Opinion | Republicans need to follow public health guidelines

Republicans push proposal to allow principles to set mask mandates, not public health officials.


Kelsey Kremer/The Register via I

IA Sen. Amy Sinclair, R-Allerton, speaks to the Senate on the first day of the 2021 legislative session on Monday, Jan. 11, 2020, at the Iowa State Capitol in Des Moines. 0111 Capitol 010 Jpg

Sophia Meador, Opinions Contributor

It seems that Iowa Republicans believe school principals have equal authority and knowledge to public health experts when it comes to mandating safety requirements.

A proposal by Iowa Sen. Amy Sinclair, R-Allentown, would allow school principals to waive mask requirements for students.

“The intent of the amendment is to allow administrators — principals — to do the best job of educating children,” Sinclair said in a committee meeting, according to the Des Moines Register.

The typical job duties for school principals include developing education curriculum, closely monitoring student and staff relations, and dealing with conflicts that often arise. Needless to say, the job duties of school principals are vast and complex. However, this job gives school principals no competency to set public health guidelines for their schools.

The power to address vital public health and safety requirements for schools should not be judged by school principals, nor should school principals be given this substantial duty.

However, this proposal represents the bigger issue of a pattern of Republican-led efforts to strip the authority of public health experts in matters related to COVID-19.

Reynolds has a long history of controversial COVID-19 related decrees. In January, Reynolds signed a law requiring schools to offer a 100-percent in-person learning option, despite opposition from Democrats and public health experts. Reynolds was also one of the last governors to set a statewide mask mandate, and one of the first to end it.

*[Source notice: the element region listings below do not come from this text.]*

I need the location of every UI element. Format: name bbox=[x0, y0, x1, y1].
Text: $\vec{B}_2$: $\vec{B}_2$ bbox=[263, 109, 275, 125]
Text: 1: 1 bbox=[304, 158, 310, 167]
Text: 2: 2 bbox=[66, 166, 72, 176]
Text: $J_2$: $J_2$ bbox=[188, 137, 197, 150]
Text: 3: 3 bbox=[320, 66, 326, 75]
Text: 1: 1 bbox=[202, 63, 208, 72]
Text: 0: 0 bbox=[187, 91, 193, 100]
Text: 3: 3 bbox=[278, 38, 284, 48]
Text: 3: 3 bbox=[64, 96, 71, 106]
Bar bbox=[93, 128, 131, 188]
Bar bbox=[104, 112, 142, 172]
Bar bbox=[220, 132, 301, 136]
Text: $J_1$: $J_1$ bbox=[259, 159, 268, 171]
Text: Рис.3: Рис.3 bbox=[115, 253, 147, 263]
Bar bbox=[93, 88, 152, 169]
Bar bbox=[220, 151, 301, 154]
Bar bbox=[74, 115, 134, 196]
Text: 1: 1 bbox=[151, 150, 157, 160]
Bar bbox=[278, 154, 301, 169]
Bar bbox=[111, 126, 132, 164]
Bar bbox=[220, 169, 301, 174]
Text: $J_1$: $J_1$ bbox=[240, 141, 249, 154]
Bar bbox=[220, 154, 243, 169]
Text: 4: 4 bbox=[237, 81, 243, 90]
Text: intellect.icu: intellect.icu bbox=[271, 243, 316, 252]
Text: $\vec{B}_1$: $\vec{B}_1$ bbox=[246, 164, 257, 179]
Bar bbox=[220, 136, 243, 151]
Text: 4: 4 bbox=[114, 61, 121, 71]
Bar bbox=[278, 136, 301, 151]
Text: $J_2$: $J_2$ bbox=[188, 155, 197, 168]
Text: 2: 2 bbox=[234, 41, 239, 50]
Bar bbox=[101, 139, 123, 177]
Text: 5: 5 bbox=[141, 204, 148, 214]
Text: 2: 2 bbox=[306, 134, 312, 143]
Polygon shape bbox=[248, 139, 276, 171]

Republicans in Iowa and across the U.S. have politicized COVID-19 and mask mandates. This follows the precedent set by former President Donald Trump.

Trump stated at the White House in August of 2020, “My administration has a different approach: We have urged Americans to wear masks, and I emphasized this is a patriotic thing to do. Maybe they’re great, and maybe they’re just good. Maybe they’re not so good.”

Since the beginning of the pandemic, Republicans have pushed against safety measures and protocols encouraged by public health officials. Many see masks as a restriction to individual freedom, rather than a public safety precaution.

The politicization of masks and other COVID-19 protocols needs to end. Since its emergence, COVID-19 has claimed the lives of almost 6,000 Iowans and more than 573,000 lives nationwide. It is a deadly virus, not a political issue. Republicans need to start acting like it.

Sinclair is incorrect that this proposal allows school administrators to do the best job of educating children. In fact, this does very little to best educate children if they are further put at risk of contracting the virus. It appears Republicans are okay with putting the health of school children at risk, if they see it beneficial to their political agenda.

This proposal also presents an issue of political belief in public schools. Because COVID-19 has been largely politicized by Republicans, giving principals this authority will allow for mandates based on personal political beliefs. The authority of mandating masks in schools will be authorized by a single individual’s belief, leading to many making this decision based on political alliances.

This authority should be given to the experts leading efforts to combat COVID-19. This decision regarding mask mandates should be based on the guidance of the public health community, rather than a single administrator. We need to allow public health experts to lead COVID-19 mitigation efforts, instead of stripping their authority away.

As vaccination rates continuously go up and cases continue to drop, Iowans should be concerned with continuing efforts to end COVID-19. To do so, it is imperative that Iowa follows the guidance of public health experts, not the guidance of individuals who politicize the deadly virus.

Columns reflect the opinions of the authors and are not necessarily those of the Editorial Board, The Daily Iowan, or other organizations in which the author may be involved.